Wilson's disease (WD; MIM 277900) is an autosomal recessive copper metabolism disorder, including inadequate incorporation of copper into apoceruloplasmin and impaired biliary copper excretion. This metabolic disorder leads to cooper accumulation mainly in the liver and brain and concomitantly, which causes hepatic, neurological or psychiatric impairment, Kayser–Fleischer (KF) rings and other complex clinical manifestations. Although copper metabolism disorder begins at birth, symptoms do not usually develop until the age of 3. In most patients, symptoms appear between 5 and 35 years of age.[ Pediatric WD patients mainly show liver symptoms, whereas neuropsychiatric symptoms predominate in adults.[

ATPase copper transporting beta (ATP7B) is the know WD causative gene, located on chromosome 13q14.3 and encodes a copper-transporting P-type ATPase that contains 1465 residues. This protein is formed by 6 mental binding units, 8 transmembrane domains (TM), an actuator domain (A-domain), a phosphorylation domain (P-domain) and a nucleotide binding domain (N-domain).[ More than 700 mutations and about 800 single-nucleotide polymorphisms (SNPs) have been identified in ATP7B, but only a few have been studied experimentally.[ The study of function, stability and traffic of ATP7B is difficult for it is a large transmembrane protein. Combined probability (cPdel) can be a useful algorithm to estimate an amino acidic change in proteins. This algorithm is able to combine the results of the four most used bioinformatics tools (Poly-phen-2, SIFT, PANTHER, and PhD-SNPs) to evaluate the SNPs effect on the protein function.[ cPdel values of the WD-causing mutations with deleterious effects experimentally verified are higher (0.98) than the non-deleterious mutations (0.88) and non-disease-causing variants (NDVs) (0.21).[

The prevalence of WD is estimated at 1 in 30,000, and the heterozygous carrier rate is close to 1 in 90 in many populations.[ Early diagnosis and treatment are critical for preventing disease progression and irreversible sequelae.[ Genetic testing of ATP7B is a reliable tool for diagnosing WD, especially for early onset. In this study, we reported two new mutations, c.1448_1455del (p.Arg483Serfs X19) and c.4144G>T (p.Glu1382 Stop), as well as other 11 previously reported mutations were identified by direct DNA sequencing analysis of the entire coding regions of ATP7B in 14 WD cases. One SNP obtained moderate cPdel scores, suggesting that SNPs previously considered non-pathogenic may impair ATP7B function.

Materials and methods

Patients

Fourteen cases of WD children were identified at the First Hospital of Anhui University of Chinese Medicine. This study followed the tenets of the Declaration of Helsinki and was approved by the ethics committee of The First Affiliated Hospital of Anhui University of Chinese Medicine. Written consent was obtained from patients or their guardians before participating in the genetic investigation and after explanation of the nature and possible consequences of this study.

Mutation detection

Venous blood samples were collected from patients and genomic DNA was isolated according to the method described by Ren et al.[ The coding exons of ATP7B from exon 1 to 21 and the exon-intron boundaries were amplified using DNA from patients with the corresponding primers (Supplemental Table 1). PCR products were gel-purified (Watson Biotechnologies, Inc., Shanghai,China) and sequenced by BigDye 3.1 (Applied Biosystems, Foster City, CA). Raw data were direct sequencing analysis with the ABI PRISM 3100 Genetic Analyzer and Sequencing Analysis 5.3.1 software. The sequencing results were compared to the reported cDNA reference sequence (NM_000053).

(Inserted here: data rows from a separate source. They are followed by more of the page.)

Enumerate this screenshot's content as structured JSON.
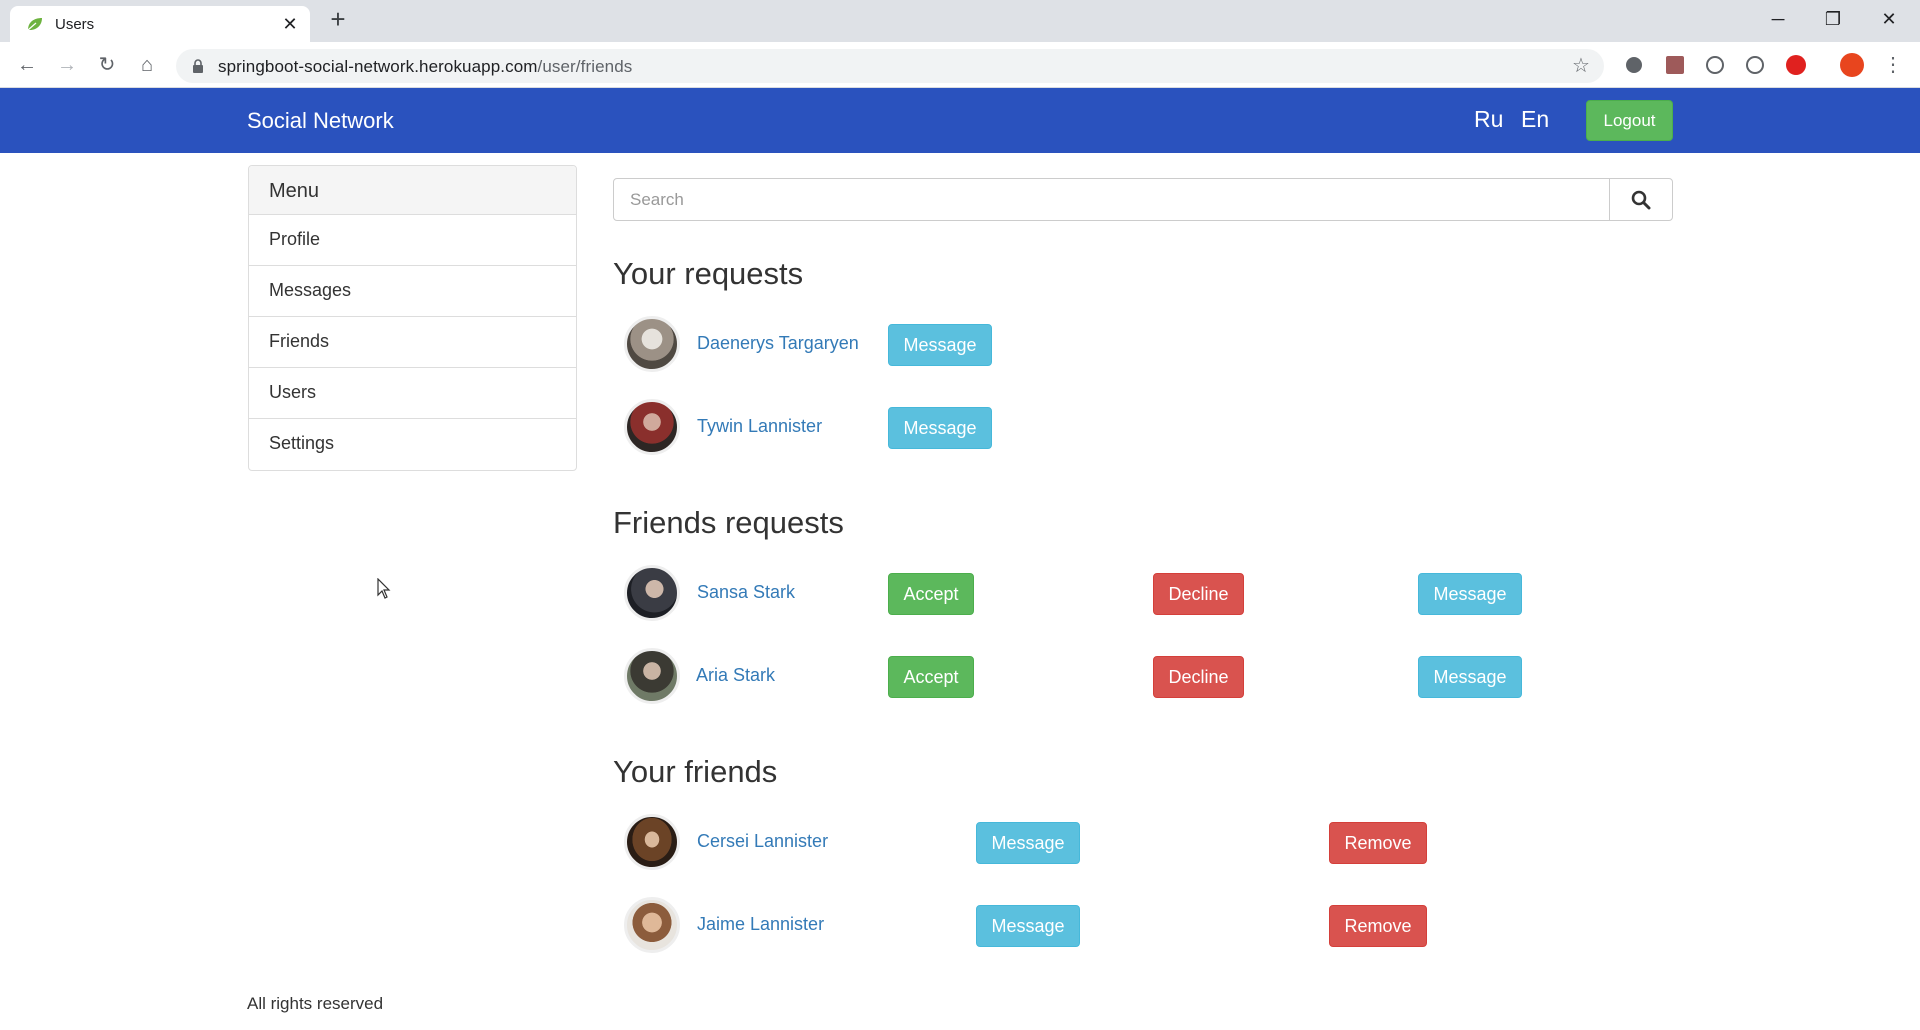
{
  "browser": {
    "tab_title": "Users",
    "new_tab_label": "+",
    "url_host": "springboot-social-network.herokuapp.com",
    "url_path": "/user/friends"
  },
  "navbar": {
    "brand": "Social Network",
    "lang_ru": "Ru",
    "lang_en": "En",
    "logout": "Logout"
  },
  "menu": {
    "title": "Menu",
    "items": [
      {
        "label": "Profile"
      },
      {
        "label": "Messages"
      },
      {
        "label": "Friends"
      },
      {
        "label": "Users"
      },
      {
        "label": "Settings"
      }
    ]
  },
  "search": {
    "placeholder": "Search"
  },
  "your_requests": {
    "title": "Your requests",
    "people": [
      {
        "name": "Daenerys Targaryen",
        "message": "Message"
      },
      {
        "name": "Tywin Lannister",
        "message": "Message"
      }
    ]
  },
  "friends_requests": {
    "title": "Friends requests",
    "people": [
      {
        "name": "Sansa Stark",
        "accept": "Accept",
        "decline": "Decline",
        "message": "Message"
      },
      {
        "name": "Aria Stark",
        "accept": "Accept",
        "decline": "Decline",
        "message": "Message"
      }
    ]
  },
  "your_friends": {
    "title": "Your friends",
    "people": [
      {
        "name": "Cersei Lannister",
        "message": "Message",
        "remove": "Remove"
      },
      {
        "name": "Jaime Lannister",
        "message": "Message",
        "remove": "Remove"
      }
    ]
  },
  "footer": {
    "text": "All rights reserved"
  },
  "colors": {
    "navbar": "#2a52be",
    "link": "#337ab7",
    "info": "#5bc0de",
    "success": "#5cb85c",
    "danger": "#d9534f"
  },
  "icons": {
    "tab_favicon": "leaf-icon",
    "search": "search-icon",
    "bookmark": "star-icon"
  }
}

SNPs functional prediction analysis

The combined probability (cPdel) of an amino acid changes deleterious to protein function was predicted as Polimanti et al described with slight modification.[ We obtained information from four software programs to calculate cPdel: Polyphen-2,[ SIFT,[ PhD-SNP[ PANTHER-PSEP.[ PANTHER-PSEP estimates the likelihood of an amino acid change to impact the structure or function of a protein by calculating the time period preserved in the evolutionary lineage leading to the protein. We assigned a score of 0 for a likely benign change (time < 200 million years, my), a score of 0.5 for a possibly damaging change (450my > time > 200my) and a score of 1 for a probably damaging change (time > 450my). Hence, we calculate cPdel according to following equation:

cPdel = mean [Score Polyphen 2; 1-ScoreSIFT; PPANTHER-PSEP (probably damaging = 1, possibly damaging = 0.5, probably benign = 0); PredictionPhD-SNP (Neutral = 0; Disease = 1)].

The cPdel score ranges from 0 (with no impact on function) to 1 (complete loss of function).

Results

Case reports

Fourteen children underwent a careful physical examination and were diagnosed with WD (Table 1). Eleven cases presented mainly liver dysfunction and were diagnosed before 10 years of age, while cases 12 and 13 presented neurological symptoms and case 14 showed both hepatic and neurological disorders.

Table 1

Clinical data of pediatric patients with WD at diagnosis.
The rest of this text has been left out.